Atmeydanı tahta perdelerle çevrildi, tribünler yapıldı ve mutfaklara ayrıldı. Yabancı devletlerin elçileri, saray ağaları, imparatorluğun beyleri, kaptanıderya, yüksek rütbeli vezirler tribün ve balkonlara sıralandılar.
Padişah lll. Murad İstanbul’daki bütün kiliselere el koymak istedi.

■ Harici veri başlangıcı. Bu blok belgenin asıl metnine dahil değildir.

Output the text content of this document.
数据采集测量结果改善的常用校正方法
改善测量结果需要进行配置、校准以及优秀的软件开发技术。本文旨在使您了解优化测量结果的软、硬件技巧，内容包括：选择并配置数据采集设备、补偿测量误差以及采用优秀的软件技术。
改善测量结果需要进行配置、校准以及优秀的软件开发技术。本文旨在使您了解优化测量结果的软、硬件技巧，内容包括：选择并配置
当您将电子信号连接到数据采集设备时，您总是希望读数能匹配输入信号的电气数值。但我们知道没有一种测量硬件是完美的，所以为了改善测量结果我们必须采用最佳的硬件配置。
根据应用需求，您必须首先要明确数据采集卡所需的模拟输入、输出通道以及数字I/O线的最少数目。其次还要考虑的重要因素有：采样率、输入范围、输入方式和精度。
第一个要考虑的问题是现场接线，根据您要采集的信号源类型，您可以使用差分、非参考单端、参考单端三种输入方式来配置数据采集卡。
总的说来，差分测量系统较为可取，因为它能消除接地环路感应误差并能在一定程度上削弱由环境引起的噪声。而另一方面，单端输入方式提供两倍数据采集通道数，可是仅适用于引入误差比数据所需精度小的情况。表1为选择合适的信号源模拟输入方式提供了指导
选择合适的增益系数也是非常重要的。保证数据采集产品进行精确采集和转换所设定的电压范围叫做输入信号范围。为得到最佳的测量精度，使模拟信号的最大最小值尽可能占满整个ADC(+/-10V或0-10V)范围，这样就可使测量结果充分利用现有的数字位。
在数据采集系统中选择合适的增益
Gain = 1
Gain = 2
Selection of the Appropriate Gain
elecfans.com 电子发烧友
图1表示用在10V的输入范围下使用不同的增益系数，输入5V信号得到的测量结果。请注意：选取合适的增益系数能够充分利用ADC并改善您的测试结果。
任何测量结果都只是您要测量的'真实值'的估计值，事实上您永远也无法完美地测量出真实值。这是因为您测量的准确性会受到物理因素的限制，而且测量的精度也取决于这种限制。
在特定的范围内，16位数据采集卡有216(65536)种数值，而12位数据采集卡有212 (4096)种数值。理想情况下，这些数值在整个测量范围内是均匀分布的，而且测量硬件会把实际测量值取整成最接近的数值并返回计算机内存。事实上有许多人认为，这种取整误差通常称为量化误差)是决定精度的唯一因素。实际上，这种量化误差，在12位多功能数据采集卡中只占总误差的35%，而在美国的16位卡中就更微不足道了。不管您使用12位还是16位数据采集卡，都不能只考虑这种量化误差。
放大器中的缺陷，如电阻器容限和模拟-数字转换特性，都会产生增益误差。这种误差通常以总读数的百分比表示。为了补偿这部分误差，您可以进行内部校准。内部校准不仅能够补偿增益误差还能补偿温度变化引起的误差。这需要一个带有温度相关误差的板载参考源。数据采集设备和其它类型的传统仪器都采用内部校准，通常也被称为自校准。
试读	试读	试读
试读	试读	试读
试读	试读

12. Osmanlı Padişahı lll. Murad (1546-1596) üfürükçülere falcılara inanan bir padişahtı. Falcı Raziye’yi saraya kadrolu falcı olarak atadı. Bu sahtekâr falcı, “İstanbul’da bütün kiliselerin cami yapılması hakkında bir vahiy aldığını” söyleyince, bunun etkisi altında kalan lll. Murad, “kentte Müslümanların sayısının arttığını, ibadet edilecek yerlerin artık adam almayacak duruma geldiğini” bahane ederek kiliseleri camiye çevirmeye başlamıştı.
Fakat Avrupa’lı yalvarmaları, Rumlar ile Katoliklerin döktükleri paralar bu kararın uygulanmamasına neden olmuştur. Buna etki eden de, Kanuni’nin Batılılara verdiği kaputülasyon kolaylığı ve Hıristiyanların dini inançlarında serbestliği konusundaki hükümler olmuştur.
Biz yine tarihin en meşhur sünnet eğlencelerine devam edelim. Bütün halk ve davetliler Atmeydanı’ndaki yerlerini aldıktan sonra, halka kuvvet gösterileri yapacak on iki Macar ve Bosnalı köle meydana girdi. Bu köleler kılıç darbeleri ile vücutlarını kesiyorlar, birbirlerini mızraklarla deliyorlardı. Birkaçının kolların oklar saplanmış, oluk gibi kan akıyordu. Padişah yaptıkları dehşet verici gösterilerden dolayı hepsini değerli armağanlarla ödüllendirdi. İçlerinden en fazla gösteri yapan, yıllık dört bin akçe gelir getirilen bir tımara sahip oldu. Fakat bu zavallıların ikisi aldıkları yaralardan daha sonra ölünce, ileriki günlerde bu çeşit gösteriler yasaklandı.
Şekerleme olarak doğal büyüklüğünde 9 fil, 17 aslan, 19 pars, 22 at, 21 deve, 4 zürafa, 9 denizkızı, 25 doğan, 11 leylek, 8 turna, sekiz ördek ve daha bir sürü eşya vardı. Bütün tatlı çeşitleri 15 atla taşınıyordu. Hepsi halka dağıtıldı.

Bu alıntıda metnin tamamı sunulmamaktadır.